见蓝光中飘至她身边的毒气纷纷如臣服一般,纷纷缭绕,避开了披风一尺而过,天之佛淡漠的眸中冷光一闪而过。此地毒邪已是至极强盛,如今见了他之些微气息亦要躲闪,天之厉功体之邪强可见一斑。必不能留他再继续祸乱天下。
留下披风,包括先前救她疗伤,略施恩惠,好让她心生感念,对他之看法有所改变吗?天之厉他打错了算盘,若非她尚有用处,早在坠落时,他便一掌轻易杀了她了。
天之厉绝不能留。至于厉族,她和他同归于尽后,蕴果谛魂想要短期内铲除干净却是有困难,群龙无首的厉族,也不再是什么威胁,若识时务退回异诞之脉,佛乡还可放过他们,归还苦境太平;若执迷不悟,纵使再难,蕴果谛魂和帝如来几人亦会铲灭到底,她不必挂虑。
想着,天之佛缓缓阖上了眼,凝神平静进入了禅定之中。
良久后,寻找其他出口返回的天之厉,见她如此平静裹着披风端坐,竟仿如身在天佛原乡一切尽在她指掌之间,忽然停下了寻找,走近她身前,负手俯视道:“厉族和佛乡,井水不犯河水,本丝毫没有关系,却为何要对厉族赶尽杀绝?”
如此话题,她是灵识借体恒沙普贤时,已经与他论过,更证实了正邪之争,永不可能和平谈判解决,唯有述诸武力,冷眼对上他之视线:“你吾道不同,不必再论。
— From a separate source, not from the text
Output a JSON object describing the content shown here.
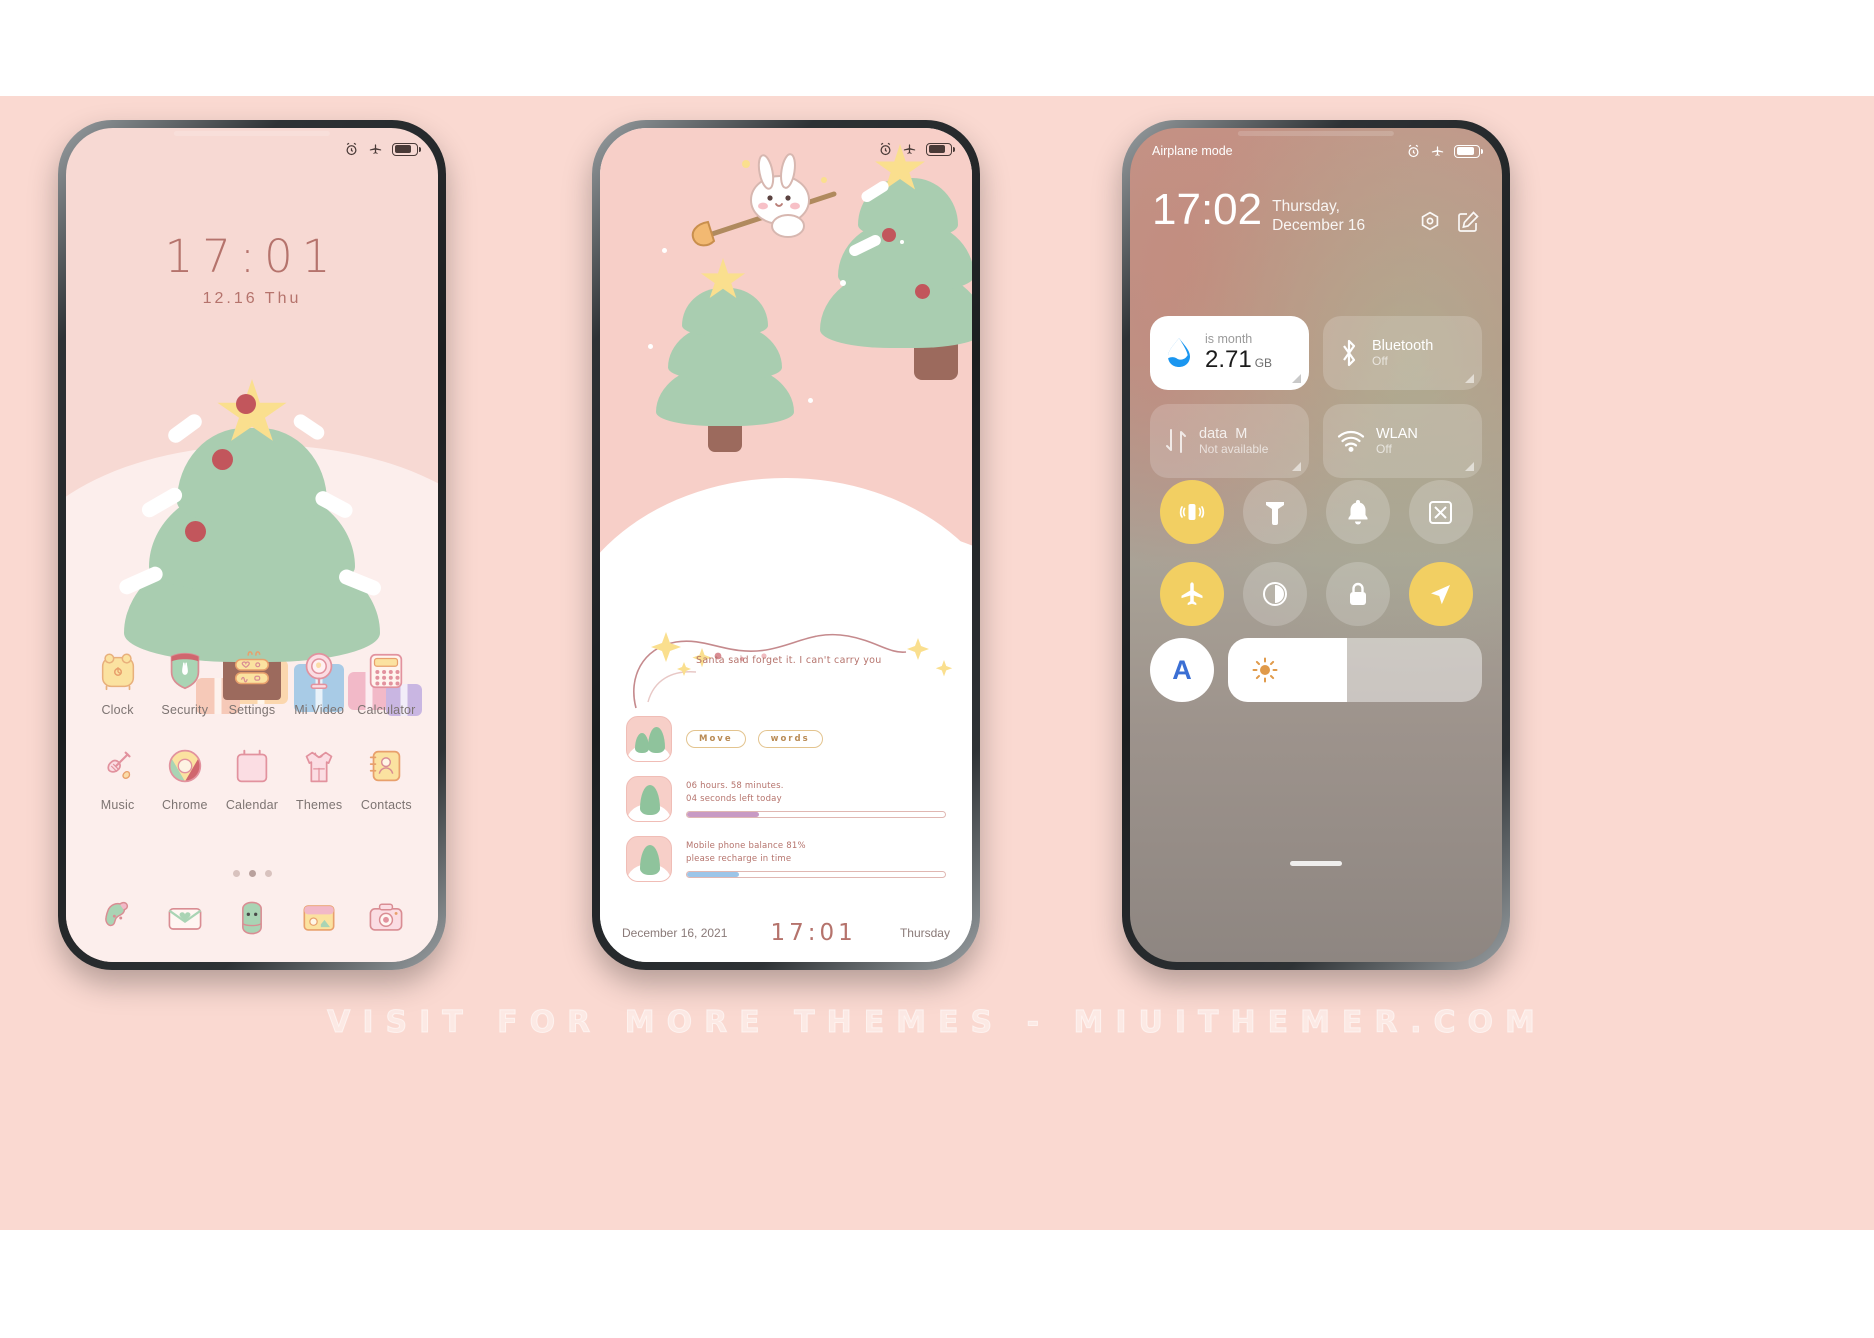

”
一如既往的顽固不化,天之厉看出她心底所想,冷笑负手,出了洞窟,进入了有血池的另一洞。武力,楼至韦驮,你注定只会是吾手下败将。未来,吾要让你败得心服口服。
又是一日过去,厉族和佛乡双方仍然没有他们二人的丝毫消息。
厉族军帐,鬼邪看着手中从异诞之脉传来的消息,向来喜怒不形于色的脸上竟第一次露出了凝重。
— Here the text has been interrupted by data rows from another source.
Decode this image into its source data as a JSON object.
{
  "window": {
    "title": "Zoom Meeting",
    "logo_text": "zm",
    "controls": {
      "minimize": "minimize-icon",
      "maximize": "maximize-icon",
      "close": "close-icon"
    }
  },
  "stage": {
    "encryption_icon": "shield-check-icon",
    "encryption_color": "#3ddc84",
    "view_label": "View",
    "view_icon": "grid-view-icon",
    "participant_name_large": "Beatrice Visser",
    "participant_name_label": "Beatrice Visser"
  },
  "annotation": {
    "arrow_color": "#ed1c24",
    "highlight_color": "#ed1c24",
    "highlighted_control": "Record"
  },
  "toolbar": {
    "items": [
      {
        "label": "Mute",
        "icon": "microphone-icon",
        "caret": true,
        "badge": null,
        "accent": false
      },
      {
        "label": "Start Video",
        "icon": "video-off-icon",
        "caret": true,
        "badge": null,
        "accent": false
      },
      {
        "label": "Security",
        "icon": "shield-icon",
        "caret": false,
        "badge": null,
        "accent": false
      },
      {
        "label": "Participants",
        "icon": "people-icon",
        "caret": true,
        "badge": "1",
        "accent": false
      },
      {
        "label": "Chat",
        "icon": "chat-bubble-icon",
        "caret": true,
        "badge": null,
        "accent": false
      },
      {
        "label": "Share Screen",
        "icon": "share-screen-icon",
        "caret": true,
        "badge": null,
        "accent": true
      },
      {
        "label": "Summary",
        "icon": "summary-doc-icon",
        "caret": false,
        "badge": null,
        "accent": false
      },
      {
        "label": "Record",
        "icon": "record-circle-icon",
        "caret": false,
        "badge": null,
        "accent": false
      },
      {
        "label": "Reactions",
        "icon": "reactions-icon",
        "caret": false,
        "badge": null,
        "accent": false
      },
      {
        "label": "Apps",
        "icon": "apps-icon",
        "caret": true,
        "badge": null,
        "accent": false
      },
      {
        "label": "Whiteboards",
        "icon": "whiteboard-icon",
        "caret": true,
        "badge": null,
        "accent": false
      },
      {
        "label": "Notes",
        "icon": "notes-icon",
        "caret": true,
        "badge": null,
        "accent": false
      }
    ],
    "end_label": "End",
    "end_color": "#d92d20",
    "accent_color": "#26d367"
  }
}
“大祭司!”此时帐内只有咎殃和他,咎殃从未见过他如此,疾步走近:“异诞之脉到底如何?”
鬼邪将信递给了他,也不避讳让他看出自己真实心绪:“若再过五日还找不到他们,吾便要代替天之厉做出决定了,异诞之脉情形等不得。”
咎殃边听边看信,看完后一张脸已经拧成了死结,当即看向鬼邪:“贪秽和派去的其他人都没回来,吾也去找!”这次天灾来得可真不是时候!
鬼邪沉叹点了点头:“去吧。”
佛乡军帐,蕴果谛魂亦是一声令下,再次加派了人手。
洞窟内,一刻不曾停歇的天之厉,本不过是算计,欲要逼天之佛就范,却不料,当真找到了另一处单凭他之力便可离开的出口。但也仍需费些功夫,但相较他们坠入之处,却是容易了许多。
天之佛不知何时睁开的眸,将他之神色细微变化皆收入眼中,冷意自心底一闪,包在披风下的掌心暗暗蓄积功力,就在天之厉回身瞬间,突然幽冷寒光一闪,刺得一声,洞窟内陷入了窒息的死寂。